1909 - The Future and all that...

“We will sing of great crowds excited by work, by pleasure, and by riot; we will sing of the multicoloured polyphonic tides of revolution in the modern capitals; we will sing of the vibrant nightly fervour of arsenals and shipyards blazing with violent electric moons; greedy railway stations that devour smoke-plumed serpents; factories hung from clouds by the crooked lines of their smoke; bridges that stride the rivers like giant gymnasts, flashing in the sun with the glitter of knives; adventurous steamers that sniff the horizon; deep-chested locomotives whose wheels paw the tracks like the hooves of enormous steel horses bridled by tubing; and the sleek flight of planes whose propellers chatter in the wind like banners and seem to cheer like an enthusiastic crowd.’

Filippo Tommaso Marinetti (1876-1944), ‘The Founding and Manifesto of Futurism’,
Le Figaro, 20 February 1909

As Caroline Tisdall and Angelo Bozzolla wrote in 1977 (Futurism: Thames and Hudson Ltd), the Italian Futurist project was a “…hectic herald of the recurrent concern in the art of our times to equate art and life, an equation which still remains unresolved.”

How apposite. We could sing the Futurist Manifesto in this current age – albeit with different images: try green industries, ethical banking, and social entrepreneurship to name just a few. The image of modern wind-power farms, their multitudinous sails, a revolution, of colossal white ghosts, marking their own time, casts just as much an evocation of industrial enterprise as deep-chested locomotives, whose wheels paw the tracks. If we look at 21st Century Art though, we might argue that the equation linking art and life has become far more obfuscated than that the Futurist’s struggled with.

We have an economic culture that drives processes for maximum efficiency; we use technology to intercede wherever we can bring it to bear, in maximising return on investment. We seek skilled labour to operate stream-lined processes. We no longer educate to think, but to do. We outsource customer service to script-driven resolution. We forget shades of grey in a drive to the black and white of a digital society. We no longer connect Art to life – there is no room for Art in the process-driven juggernaut of commerce. But, what happens when the wheel comes of that tumbling juggernaut of commerce – when we have no flexibility to adapt, since we have designed all such flexibility out of our systematised life.

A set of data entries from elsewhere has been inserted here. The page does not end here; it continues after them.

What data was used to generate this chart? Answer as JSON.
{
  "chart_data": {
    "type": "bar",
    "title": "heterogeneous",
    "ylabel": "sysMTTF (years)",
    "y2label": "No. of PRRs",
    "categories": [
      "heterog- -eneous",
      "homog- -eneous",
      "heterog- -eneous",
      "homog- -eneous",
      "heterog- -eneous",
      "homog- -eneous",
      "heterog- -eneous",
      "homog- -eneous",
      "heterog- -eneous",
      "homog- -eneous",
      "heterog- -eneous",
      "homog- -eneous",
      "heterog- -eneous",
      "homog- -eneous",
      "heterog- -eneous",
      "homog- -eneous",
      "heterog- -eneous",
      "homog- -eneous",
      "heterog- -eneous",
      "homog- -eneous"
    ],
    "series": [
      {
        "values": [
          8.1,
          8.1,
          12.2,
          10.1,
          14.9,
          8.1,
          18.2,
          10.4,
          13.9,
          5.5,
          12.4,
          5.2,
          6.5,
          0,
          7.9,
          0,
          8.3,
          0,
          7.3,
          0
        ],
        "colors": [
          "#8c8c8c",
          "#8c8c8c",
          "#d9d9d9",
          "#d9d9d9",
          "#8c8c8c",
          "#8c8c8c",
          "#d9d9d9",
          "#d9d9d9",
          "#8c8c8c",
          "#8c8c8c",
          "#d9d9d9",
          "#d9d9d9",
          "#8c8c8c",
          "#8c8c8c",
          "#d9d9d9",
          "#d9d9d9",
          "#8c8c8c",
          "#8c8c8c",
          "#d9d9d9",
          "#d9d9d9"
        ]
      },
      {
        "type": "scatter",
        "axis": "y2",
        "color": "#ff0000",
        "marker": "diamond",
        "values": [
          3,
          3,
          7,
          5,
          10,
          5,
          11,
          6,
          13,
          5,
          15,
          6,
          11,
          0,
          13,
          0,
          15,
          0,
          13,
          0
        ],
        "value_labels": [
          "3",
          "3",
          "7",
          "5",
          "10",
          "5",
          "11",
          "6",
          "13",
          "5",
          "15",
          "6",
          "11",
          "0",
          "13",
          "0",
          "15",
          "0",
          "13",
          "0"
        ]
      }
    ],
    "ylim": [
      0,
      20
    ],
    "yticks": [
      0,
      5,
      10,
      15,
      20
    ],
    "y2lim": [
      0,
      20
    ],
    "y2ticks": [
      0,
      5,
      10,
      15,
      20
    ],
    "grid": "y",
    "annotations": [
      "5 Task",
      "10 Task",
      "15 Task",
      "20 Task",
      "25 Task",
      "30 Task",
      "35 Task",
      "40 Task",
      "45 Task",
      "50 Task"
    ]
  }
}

If the current economic climate teaches us anything, perhaps connecting life to Art would be a good place to start. Present investment in innovation concentrates on developing new ideas. This is all well and good – new ideas develop into new businesses and new opportunity. But, we neglect investment in innovation in existing businesses – we create new dinosaurs at our economic peril. Art is about change, about envisaging a reality different to the one we are in. Where is the art in your work?